If we make it to being a sustainable species, our offspring may look back to the 1969 landing on the moon as one turning point. Perhaps some of the science fiction coming out of the space age will be seen as inspiring a more grounded yet cosmic spirituality. And perhaps our offspring will also find meaning that Greenpeace, which a lot of people don’t yet realize started in Canada to protest U.S. nuclear weapons testing off Alaska, was created the same year as the first moon landing.
Until the moon landing, no human had ever seen or been able to vividly imagine planet earth, as a whole. Being a self-conscious and highly emotionally-vulnerable species, we couldn’t imagine ourselves in any other way than being at the centre of the universe. This was true whatever our cosmology. It was our group and our lives that mattered most.
Egocentrism and geocentricism reinforced each other, whether living in tribal, peasant or industrial circumstance. Armed with such beliefs we felt we had some control; with the help of fear-based beliefs we created powerful systems of domination. Sometimes we dominated people in our group; sometimes we dominated other people as well. All this is at the root of today’s global-ecological loss of control. Something fundamental went adrift on “paradise” earth.
HUMBLED BY GAIA
Seeing the “blue pearl” from outer space humbled the astronauts, and perhaps the image of the planet burned into our heart and brain is starting to humble us all. From out there, humanity seems meshed with the planet. From out there, distinctions among humans and between humans and other creatures seem superficial, even irrelevant. From out there, the industrial-economic institutions that are mostly responsible for today’s ecologic blowback, don’t seem to dominate the planet. Huge toxic scars left from such mega-projects as the tar sands are still dwarfed by the natural systems; the oceans and atmosphere encircling the planet.
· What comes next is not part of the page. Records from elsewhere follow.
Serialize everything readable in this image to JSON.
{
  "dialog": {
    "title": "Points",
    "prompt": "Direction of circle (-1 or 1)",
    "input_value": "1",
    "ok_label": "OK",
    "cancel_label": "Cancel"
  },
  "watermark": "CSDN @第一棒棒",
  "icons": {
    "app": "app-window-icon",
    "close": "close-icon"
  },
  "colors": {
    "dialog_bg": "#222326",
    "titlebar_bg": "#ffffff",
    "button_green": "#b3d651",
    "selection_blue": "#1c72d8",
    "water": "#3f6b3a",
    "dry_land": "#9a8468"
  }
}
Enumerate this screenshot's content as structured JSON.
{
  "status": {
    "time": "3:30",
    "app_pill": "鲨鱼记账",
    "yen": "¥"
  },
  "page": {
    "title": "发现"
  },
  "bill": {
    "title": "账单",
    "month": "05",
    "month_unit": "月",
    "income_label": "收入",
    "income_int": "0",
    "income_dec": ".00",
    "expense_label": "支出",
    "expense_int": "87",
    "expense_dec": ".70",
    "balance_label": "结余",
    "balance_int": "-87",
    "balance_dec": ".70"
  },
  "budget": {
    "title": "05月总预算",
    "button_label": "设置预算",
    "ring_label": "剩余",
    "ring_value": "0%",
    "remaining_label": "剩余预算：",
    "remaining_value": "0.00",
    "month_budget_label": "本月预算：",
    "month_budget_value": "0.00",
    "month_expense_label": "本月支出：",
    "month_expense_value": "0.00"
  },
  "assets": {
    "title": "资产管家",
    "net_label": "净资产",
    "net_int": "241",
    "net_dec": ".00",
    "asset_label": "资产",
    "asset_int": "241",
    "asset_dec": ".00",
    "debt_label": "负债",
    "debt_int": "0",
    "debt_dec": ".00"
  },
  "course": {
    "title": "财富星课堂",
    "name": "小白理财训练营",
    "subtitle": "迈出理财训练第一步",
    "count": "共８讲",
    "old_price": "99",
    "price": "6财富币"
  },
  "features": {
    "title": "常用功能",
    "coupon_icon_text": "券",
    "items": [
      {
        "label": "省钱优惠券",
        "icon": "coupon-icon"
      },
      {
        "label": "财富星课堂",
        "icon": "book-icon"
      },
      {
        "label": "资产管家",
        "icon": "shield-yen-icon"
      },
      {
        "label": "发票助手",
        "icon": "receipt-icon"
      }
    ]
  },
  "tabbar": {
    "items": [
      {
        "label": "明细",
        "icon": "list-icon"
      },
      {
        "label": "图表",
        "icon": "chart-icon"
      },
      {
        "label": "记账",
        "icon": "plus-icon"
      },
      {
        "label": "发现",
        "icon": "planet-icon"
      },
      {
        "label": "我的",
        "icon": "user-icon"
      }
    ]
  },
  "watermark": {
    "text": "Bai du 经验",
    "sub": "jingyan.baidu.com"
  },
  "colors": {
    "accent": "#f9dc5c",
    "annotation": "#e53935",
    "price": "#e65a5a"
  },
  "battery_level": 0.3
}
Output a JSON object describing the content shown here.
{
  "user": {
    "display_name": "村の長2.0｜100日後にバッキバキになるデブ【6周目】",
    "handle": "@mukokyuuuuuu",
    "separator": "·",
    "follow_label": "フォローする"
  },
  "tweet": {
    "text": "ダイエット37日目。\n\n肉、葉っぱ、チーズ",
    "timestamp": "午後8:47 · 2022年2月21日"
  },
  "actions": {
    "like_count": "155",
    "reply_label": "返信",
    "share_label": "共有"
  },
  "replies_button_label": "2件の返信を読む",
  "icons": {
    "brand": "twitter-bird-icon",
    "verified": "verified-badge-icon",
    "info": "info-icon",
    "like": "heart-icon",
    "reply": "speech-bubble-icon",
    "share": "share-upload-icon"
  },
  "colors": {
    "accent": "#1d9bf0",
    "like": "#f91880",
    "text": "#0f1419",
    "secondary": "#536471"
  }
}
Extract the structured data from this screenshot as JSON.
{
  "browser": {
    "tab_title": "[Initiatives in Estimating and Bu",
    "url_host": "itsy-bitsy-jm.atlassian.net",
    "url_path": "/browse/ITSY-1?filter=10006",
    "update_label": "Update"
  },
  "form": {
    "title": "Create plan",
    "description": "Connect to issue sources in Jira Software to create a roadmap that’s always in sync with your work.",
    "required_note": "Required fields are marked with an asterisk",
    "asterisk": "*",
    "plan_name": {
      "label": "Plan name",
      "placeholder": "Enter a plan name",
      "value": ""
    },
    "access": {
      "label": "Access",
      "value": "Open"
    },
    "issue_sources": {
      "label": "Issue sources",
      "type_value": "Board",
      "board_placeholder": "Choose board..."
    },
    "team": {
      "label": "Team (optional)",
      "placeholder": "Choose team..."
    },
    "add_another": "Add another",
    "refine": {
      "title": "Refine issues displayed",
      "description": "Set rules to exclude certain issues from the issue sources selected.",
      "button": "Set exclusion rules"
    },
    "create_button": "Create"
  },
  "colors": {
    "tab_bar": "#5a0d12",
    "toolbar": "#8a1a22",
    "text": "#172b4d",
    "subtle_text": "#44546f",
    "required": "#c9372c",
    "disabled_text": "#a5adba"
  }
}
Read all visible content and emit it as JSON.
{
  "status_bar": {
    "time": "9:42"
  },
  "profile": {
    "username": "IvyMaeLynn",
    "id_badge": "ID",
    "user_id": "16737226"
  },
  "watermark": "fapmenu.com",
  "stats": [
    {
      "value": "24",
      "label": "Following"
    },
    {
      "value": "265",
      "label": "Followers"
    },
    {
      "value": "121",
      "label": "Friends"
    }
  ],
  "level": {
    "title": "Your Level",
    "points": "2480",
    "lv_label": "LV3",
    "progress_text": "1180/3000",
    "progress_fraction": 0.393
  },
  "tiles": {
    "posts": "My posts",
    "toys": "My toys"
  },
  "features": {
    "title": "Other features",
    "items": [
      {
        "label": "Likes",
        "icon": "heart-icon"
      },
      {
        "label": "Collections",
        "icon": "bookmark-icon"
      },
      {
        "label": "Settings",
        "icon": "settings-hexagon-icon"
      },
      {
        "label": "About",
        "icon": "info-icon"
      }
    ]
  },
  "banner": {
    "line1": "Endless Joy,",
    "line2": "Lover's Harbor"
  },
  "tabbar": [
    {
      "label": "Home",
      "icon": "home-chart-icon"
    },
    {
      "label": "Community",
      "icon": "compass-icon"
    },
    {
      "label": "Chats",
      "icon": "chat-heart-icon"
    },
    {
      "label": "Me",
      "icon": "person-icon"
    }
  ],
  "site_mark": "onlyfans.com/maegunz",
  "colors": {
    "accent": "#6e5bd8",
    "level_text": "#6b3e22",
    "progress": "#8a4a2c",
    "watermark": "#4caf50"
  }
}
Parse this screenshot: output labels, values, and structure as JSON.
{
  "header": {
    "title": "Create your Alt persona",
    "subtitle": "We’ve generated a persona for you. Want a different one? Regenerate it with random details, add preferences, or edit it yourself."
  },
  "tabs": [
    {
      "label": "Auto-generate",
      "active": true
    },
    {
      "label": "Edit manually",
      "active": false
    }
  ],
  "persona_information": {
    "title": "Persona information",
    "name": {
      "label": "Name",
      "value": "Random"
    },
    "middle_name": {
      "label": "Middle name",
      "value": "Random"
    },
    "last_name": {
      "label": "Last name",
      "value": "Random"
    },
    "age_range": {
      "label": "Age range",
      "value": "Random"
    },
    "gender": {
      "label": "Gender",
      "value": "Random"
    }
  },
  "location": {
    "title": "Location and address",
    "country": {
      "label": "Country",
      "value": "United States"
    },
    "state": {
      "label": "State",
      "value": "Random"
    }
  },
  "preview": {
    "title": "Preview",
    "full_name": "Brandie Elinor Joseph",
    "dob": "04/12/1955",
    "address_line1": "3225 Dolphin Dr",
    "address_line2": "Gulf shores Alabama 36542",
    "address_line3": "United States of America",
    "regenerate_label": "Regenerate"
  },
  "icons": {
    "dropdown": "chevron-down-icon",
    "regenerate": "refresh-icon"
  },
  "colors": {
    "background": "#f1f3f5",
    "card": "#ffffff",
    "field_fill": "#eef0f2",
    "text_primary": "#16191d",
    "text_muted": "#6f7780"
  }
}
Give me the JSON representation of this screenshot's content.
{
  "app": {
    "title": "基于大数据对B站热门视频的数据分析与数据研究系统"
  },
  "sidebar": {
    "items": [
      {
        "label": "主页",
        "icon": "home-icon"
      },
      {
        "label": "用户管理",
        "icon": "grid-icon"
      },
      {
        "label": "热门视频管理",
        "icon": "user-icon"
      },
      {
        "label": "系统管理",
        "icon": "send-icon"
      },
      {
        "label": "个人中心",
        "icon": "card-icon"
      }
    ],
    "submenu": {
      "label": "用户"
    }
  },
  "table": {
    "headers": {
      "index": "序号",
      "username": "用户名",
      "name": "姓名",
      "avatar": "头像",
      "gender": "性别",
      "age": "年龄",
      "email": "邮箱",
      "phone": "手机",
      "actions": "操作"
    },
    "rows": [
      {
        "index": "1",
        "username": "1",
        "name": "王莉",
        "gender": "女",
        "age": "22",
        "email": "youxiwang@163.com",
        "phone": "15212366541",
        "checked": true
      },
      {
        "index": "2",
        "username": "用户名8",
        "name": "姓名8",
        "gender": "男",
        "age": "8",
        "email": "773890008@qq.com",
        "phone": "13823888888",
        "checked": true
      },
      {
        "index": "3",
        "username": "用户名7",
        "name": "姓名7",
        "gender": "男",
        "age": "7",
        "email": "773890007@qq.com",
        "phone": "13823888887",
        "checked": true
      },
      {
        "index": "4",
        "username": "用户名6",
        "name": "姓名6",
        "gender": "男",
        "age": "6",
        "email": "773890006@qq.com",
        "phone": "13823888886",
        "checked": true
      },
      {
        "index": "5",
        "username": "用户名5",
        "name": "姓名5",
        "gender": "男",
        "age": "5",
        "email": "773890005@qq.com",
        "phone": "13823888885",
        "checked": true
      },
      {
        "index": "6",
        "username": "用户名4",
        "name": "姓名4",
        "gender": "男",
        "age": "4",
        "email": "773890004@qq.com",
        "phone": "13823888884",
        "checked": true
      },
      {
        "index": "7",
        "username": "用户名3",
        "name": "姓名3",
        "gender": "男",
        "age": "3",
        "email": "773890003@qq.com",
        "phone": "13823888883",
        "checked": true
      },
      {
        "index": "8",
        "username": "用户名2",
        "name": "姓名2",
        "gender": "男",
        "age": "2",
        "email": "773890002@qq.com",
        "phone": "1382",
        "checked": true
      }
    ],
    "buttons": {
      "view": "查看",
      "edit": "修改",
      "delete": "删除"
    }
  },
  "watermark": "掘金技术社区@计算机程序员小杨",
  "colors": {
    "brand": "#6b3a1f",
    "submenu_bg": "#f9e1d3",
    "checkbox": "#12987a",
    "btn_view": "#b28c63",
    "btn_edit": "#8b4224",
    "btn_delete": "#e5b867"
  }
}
Perhaps the perspective from “out there” is close to what we imagined to be an all-knowing god, looking out for, and over, us. But that would be our perception, so let’s finally take responsibility for the consequences of our actions.
Gaian philosopher Lovelock has noted, “As we move in towards the Earth from space, first we see the atmospheric boundary that enclosed Gaia; then the borders of an ecosystem such as the forests; then the skin or back of living animals; further in are the cell membranes; and finally the nucleus of the cell and its DNA.” We can also reverse this perspective, so that we better grasp that humans co-exist with all other living beings within the biosphere. With imagination and science, we can go both ways; “out” into the cosmos, or “down” into the cellular level. But it’s not about continuing to see the world hierarchically. It’s more about fully experiencing our inter-Being. We co-exist within this beautiful web of life, which has boundaries of function and sentience, but no real borders when it comes to energy and existence.
Human borders, of course, continue to stand in the way of this awareness, and an eco-centric outlook can help surpass these – whether they come from creed, nation or empire. There are rigid borders of belief as well as defended borders of geography. And we are all indebted to groups like Amnesty International, Doctors without Borders, and to artists, film makers, musicians, educators, lawyers, engineers, and any other grouping that engages with the world, as it truly is, without borders. The globalization of corporate markets, which homogenize culture and undermine bio-diversity, is another matter. Creativity which truly “fuses” human traditions will continue to help overcome ego-centrism.
It is futile to defend the borders we have constructed around ourselves; we can’t make ourselves separate from the grand energetics of this planet. We are, after all, never alone. Our breath connects us to the atmosphere; our DNA connects us with all living creatures. We simply have to learn to better see and experience our belongingness, here and now, more deeply.
Why would we not want to enjoy being in this place? Why would we not want to better share and preserve this place, and reduce and prevent human and other suffering? Why wouldn’t we want to dedicate our lives to the pursuit of justice and the elimination of war; rather than accumulate wealth from an unsustainable economy that perpetuates ecological and human decline? Even if we are not here for long, as individuals, why would we wish to deny that we are here at all? Why would we want to miss out on such exuberance by living in dualistic denial?
We are beginning to more clearly see where we are, and what we have to do to be able to survive as a responsible species. Our evolution to this point has created religious, cultural and economic myths and baggage which now interfere with our capacity to survive and sustain ourselves. We are not doomed; nature doesn’t doom species, it just replaces them. Thankfully, our baggage includes our greatly underused, “big-brain” capacity for foresight. And it includes our greatly underused big-hearted capacity for compassion. Both will assist us to make the necessary developmental leap.
Perhaps what is really needed is for us to “perform” as though we are going to be a sustainable species, and get on with it. Each person and community that embraces the slow change gathering momentum is part of the “natural selection” towards sustainability. Is there really any other realistic and positive choice once you have seen and accepted both the darkness and the light?